Tramite dei grafici il relatore ha anche mostrato quanto sia falsa e strumentale la paura di coloro che dicono che si consumerebbe troppo suolo pubblico, dato che le soluzioni alternative sono facilissime, o che basterebbe un ventesimo della superficie del Sahara. ( Per quanto riguarda l’Italia basterebbe – come dice Silvio Rubbia – coprire i tetti delle serre agricole per ottenere i 58 Gigawatt di energia che ci servono per il fabbisogno annuo.) La maggior parte dei pannelli che ci sono in giro per il mondo è cinese ( i cinesi producono anche sottocosto per conquistare il mercato più velocemente).

I pannelli prodotti nella UE coprono per ora solo il 5% del fabbisogno e sono più cari.
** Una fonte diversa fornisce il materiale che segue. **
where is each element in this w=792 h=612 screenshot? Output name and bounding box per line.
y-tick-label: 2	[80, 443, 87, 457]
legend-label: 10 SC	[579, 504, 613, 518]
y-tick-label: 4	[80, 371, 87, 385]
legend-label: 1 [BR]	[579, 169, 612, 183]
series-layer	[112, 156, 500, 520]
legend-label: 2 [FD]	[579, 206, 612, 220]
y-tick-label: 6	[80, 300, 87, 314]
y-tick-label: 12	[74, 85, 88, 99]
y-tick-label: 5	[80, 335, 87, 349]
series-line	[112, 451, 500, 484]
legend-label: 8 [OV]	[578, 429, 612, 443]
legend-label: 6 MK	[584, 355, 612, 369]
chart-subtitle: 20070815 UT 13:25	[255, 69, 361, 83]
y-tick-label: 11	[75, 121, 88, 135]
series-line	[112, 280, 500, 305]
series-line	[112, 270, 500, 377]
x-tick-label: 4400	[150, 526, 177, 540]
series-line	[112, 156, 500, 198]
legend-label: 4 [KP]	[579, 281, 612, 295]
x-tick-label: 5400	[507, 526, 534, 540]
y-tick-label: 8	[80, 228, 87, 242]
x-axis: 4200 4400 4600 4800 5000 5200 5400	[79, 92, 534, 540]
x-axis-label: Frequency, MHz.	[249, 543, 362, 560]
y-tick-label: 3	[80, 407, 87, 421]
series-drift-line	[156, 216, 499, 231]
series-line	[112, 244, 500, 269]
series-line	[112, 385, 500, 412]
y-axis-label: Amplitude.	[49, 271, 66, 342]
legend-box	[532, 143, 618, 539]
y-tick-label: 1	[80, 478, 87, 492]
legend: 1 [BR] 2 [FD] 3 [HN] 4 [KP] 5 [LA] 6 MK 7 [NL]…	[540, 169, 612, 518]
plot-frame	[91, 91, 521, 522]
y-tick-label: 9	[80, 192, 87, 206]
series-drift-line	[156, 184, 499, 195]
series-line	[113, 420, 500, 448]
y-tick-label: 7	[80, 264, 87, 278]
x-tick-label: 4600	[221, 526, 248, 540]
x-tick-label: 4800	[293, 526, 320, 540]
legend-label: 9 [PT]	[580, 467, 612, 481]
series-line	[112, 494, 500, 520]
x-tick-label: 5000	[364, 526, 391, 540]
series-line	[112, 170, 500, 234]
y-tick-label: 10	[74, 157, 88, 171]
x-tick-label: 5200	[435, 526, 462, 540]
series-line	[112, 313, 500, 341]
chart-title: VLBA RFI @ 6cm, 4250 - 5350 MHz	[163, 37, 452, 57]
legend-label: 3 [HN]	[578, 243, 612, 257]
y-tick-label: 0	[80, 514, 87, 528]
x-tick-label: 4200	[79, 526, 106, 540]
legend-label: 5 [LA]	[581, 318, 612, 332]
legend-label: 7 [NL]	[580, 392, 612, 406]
Sono in genere in silicio policristallino, un materiale riciclabile. Quelli proposti dall’Iit sono fatti di plastiche meno costose che si è trovato ora il modo di portare a un  rendimento simile a quello del silicio ( tra il 20 e il 25%). Sperano di andare in produzione entro 3 anni. Dato che sono di plastica sono molto duttili e semitrasparenti, si potrebbero perciò usare al posto dei vetri delle finestre o essere modulati a seconda del sole. Resta da vedere se saranno riciclabili tra i rifiuti non tossici.
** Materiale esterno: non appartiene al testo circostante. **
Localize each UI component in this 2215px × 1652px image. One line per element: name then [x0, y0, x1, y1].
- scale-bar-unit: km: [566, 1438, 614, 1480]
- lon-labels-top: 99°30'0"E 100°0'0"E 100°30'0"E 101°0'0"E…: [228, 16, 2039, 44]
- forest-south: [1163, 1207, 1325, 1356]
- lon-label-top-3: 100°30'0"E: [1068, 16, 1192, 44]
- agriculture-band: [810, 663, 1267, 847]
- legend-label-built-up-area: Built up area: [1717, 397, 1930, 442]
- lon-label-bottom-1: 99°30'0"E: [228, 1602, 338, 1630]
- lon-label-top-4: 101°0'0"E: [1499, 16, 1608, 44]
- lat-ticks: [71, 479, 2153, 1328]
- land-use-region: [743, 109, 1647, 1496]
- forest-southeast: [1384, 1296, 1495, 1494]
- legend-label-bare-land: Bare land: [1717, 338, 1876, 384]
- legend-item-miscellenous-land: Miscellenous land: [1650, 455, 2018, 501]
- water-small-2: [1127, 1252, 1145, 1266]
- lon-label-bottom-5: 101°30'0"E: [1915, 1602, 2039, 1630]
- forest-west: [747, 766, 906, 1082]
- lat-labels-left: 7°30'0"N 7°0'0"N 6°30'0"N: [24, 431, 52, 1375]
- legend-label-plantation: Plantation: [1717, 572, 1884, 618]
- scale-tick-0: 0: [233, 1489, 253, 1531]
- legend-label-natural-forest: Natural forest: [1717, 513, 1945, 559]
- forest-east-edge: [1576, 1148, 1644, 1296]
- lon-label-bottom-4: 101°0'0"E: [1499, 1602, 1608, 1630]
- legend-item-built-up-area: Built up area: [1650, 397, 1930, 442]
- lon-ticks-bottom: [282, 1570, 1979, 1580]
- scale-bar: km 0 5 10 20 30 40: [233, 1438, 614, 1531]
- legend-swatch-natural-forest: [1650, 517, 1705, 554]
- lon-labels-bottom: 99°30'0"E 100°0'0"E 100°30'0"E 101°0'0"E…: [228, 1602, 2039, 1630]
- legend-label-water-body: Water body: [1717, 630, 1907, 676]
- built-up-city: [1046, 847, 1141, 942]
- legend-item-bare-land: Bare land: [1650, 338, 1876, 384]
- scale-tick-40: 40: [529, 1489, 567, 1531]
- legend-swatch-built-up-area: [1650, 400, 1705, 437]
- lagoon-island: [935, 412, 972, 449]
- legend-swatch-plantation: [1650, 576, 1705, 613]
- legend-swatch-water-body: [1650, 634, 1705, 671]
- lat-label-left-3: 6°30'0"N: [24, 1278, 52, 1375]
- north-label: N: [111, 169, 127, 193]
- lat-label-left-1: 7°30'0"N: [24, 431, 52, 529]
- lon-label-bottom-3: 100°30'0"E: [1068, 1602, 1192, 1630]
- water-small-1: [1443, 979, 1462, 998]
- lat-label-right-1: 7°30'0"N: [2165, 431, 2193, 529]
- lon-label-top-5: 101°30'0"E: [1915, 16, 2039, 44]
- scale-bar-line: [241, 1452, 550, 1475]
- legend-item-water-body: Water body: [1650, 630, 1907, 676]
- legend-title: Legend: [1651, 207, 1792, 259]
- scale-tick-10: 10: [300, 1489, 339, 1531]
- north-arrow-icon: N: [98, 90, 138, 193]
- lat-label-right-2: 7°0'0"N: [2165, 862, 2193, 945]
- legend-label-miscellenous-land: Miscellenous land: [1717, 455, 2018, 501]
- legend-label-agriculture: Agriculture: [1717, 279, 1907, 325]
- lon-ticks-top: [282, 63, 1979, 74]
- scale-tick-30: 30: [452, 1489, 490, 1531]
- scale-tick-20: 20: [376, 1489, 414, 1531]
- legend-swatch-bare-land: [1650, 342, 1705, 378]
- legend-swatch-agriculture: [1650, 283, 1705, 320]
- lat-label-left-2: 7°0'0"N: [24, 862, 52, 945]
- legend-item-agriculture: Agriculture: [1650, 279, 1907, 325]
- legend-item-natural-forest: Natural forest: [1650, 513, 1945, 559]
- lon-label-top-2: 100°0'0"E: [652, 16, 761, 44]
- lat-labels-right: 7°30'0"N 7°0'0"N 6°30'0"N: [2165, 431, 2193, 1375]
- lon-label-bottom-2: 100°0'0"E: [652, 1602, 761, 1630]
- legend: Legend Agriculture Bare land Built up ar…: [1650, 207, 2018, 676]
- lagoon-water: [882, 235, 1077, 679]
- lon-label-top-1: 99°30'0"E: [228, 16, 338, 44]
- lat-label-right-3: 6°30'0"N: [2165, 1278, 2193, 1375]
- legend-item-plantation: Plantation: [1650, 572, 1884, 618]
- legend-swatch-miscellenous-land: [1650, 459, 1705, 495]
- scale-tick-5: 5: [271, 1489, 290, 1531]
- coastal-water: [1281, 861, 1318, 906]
Raffaella Tonini – neurofisiologa



Raffaella Tonini
non faceva parte dei relatori ufficiali. Ho chiesto io – per bilanciare l’evidente disparità ( otto uomini e una donna) del panel di ricercatori con cui la nostra delegazione colloquiava, di presentarmi qualche altra ricercatrice, e la scelta delle donne presenti è caduta su di lei.
La Tonini studia come i circuiti neurali delle varie aree del cervello si integrano tra loro allo scopo di determinare procedure comportamentali specifiche. L’obiettivo non è – o almeno si spera, di ottenere un aumentato condizionamento mentale stile grande fratello, ma la possibilità di curare i disturbi ossessivo compulsivi, per esempio quelli prodotti dall’assunzione di droghe o dovuti a lesioni, riportando il cervello in equilibrio, vale a dire con un controllo normale ben bilanciato tra azioni volontarie e procedure automatiche. Ci sono infatti sani automatismi di natura cognitiva che ci permettono di risparmiare risorse cerebrali. Sono comandi automatici che non abbiamo bisogno di ricordare ogni volta.
Gli effetti delle sostanze endogene sul cervello, per esempio le anfetamine, alterano subdolamente il bilancio cerebrale  perché agiscono sugli stessi circuiti che usiamo per l’apprendimento e la memoria, in questo modo super- stimolano i recettori che vengono iperattivati e li bruciano.
Lo stesso vale per il THC , principio attivo della mariujana. “La mia long term vision, conclude la ricercatrice,  è di capire come queste sostanze modificano le dinamiche normali dei circuiti cerebrali inducendo uno stato patologico, al fine di poterlo curare”.

C’è da chiedersi – dato che per esempio le ricerche sull’Alzheimer, che con il diabete ha ormai raggiunto dimensioni endemiche, sono neglette e in grande ritardo, se non sarebbe opportuno potenziare anche questo campo di ricerche. La popolazione mondiale, 7 miliardi e 400 milioni di persone, vive oggi in media 10 anni di più che nel 1960. Di questa, un 10% ha degli handicaps. Dopo i 70 anni la percentuale di disabilità sale al 20% e dopo gli 85 le persone con qualche, anche lieve, disabilità sono il 50% . Senza contare, naturalmente gli incidenti di ogni tipo e le guerre: purtroppo in campo medico le aree di ricerca sono sempre vastissime.